Of course, recordkeeping is a part of this, and the AMs/GPOs must maintain books, documents and other materials sufficient to permit an audit for at least five years from the date of payment or other transfer. CMS will have an opportunity to access the data and audit AMs/AGPOs regarding their compliance.

By the Numbers
CMS estimates that there are 1,150 AMs (150 drug/biologic and 1,000 device/medical supply) and approximately 420 AGPOs, including about 260 PODs that have some form of physician ownership or investment.

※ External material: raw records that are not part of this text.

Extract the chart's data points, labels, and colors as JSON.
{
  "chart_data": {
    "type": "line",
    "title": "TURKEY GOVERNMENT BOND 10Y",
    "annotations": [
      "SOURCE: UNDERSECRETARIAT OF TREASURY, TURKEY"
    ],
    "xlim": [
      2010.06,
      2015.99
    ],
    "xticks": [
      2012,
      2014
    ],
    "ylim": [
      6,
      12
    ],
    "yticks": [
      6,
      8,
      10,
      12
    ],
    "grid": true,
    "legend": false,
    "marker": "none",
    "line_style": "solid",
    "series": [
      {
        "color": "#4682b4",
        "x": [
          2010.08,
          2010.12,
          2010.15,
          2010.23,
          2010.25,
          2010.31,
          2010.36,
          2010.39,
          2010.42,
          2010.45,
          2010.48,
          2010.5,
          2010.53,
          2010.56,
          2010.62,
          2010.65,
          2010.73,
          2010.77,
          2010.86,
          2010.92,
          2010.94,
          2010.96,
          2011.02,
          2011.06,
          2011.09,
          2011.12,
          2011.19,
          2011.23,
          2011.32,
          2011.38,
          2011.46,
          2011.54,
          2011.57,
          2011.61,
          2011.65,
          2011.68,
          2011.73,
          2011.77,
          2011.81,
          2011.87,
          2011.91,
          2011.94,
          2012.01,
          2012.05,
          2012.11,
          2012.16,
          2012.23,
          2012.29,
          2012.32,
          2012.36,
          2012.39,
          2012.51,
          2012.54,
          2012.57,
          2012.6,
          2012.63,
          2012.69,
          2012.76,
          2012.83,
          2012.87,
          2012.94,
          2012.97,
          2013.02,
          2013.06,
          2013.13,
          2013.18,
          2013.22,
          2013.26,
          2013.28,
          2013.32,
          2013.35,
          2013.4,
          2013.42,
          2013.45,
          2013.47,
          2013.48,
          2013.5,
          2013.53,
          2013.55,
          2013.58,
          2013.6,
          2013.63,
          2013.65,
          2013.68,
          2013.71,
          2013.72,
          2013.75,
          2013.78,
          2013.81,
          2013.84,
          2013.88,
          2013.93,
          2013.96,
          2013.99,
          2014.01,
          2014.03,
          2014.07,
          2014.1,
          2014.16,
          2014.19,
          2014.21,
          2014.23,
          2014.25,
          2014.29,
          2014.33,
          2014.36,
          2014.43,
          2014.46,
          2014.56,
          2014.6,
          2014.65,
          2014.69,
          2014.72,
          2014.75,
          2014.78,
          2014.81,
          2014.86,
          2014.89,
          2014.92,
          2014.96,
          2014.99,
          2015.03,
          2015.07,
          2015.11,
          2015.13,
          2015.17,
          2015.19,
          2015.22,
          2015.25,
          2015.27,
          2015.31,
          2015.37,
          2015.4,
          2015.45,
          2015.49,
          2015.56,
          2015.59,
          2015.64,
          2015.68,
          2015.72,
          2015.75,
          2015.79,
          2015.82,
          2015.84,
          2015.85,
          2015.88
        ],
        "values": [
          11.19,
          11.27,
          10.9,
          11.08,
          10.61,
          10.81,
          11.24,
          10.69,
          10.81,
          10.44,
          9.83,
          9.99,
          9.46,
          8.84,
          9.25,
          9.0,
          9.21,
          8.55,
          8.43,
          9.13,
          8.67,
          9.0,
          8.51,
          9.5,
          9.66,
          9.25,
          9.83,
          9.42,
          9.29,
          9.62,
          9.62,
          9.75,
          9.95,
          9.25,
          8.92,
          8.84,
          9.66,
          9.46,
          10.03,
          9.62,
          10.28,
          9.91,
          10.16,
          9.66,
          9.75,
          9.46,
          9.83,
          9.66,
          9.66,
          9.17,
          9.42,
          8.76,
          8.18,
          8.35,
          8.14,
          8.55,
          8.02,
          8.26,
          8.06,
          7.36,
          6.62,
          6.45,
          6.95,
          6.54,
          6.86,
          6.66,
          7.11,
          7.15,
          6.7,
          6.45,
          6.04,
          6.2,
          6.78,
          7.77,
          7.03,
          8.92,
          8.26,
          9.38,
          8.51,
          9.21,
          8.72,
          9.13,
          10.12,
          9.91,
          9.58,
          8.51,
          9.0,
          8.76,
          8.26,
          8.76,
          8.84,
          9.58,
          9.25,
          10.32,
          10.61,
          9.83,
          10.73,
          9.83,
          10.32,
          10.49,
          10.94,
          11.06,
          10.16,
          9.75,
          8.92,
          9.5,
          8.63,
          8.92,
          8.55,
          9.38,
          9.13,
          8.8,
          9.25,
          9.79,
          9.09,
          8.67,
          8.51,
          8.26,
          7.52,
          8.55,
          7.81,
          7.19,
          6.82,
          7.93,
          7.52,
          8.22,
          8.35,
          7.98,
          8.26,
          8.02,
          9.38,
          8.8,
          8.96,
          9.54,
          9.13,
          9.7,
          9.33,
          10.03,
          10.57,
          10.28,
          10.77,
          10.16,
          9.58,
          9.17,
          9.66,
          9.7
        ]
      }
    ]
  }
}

CMS estimates that smaller AMs will have to dedicate 0.5 FTE to this effort, whereas larger ones may need 5-to-15 FTEs. If you do the math, this means that in the first year a total of about 2,000 new compliance positions will be created. CMS estimates that once procedures and systems are in place, there will be a 25 percent reduction in staff time necessary to maintain compliance, but admits that the actual burden could turn out to be 25 percent higher. The annual salary-and-benefits cost for a compliance officer in the pharmaceutical field in 2010 was $97,595. Using that personnel cost figure, CMS estimates total costs of $199,387,000 for year one and $148,979,000 for year two and thereafter. CMS expects that some entities may decide that the costs of reporting outweigh the benefits of having reportable relationships.

The CMS estimate does not include the costs of compliance for AGPOs, nor does it include the costs associated with reviewing and correcting data before it is publicly reported. Also note that in estimating the staff time required for compliance efforts, CMS subtracted the substantial time saving which it believes will accrue to covered entities through their ability to query CMS and receive informal guidance through a list serve or other methods of providing technical assistance and useful information on low-cost methods of compliance.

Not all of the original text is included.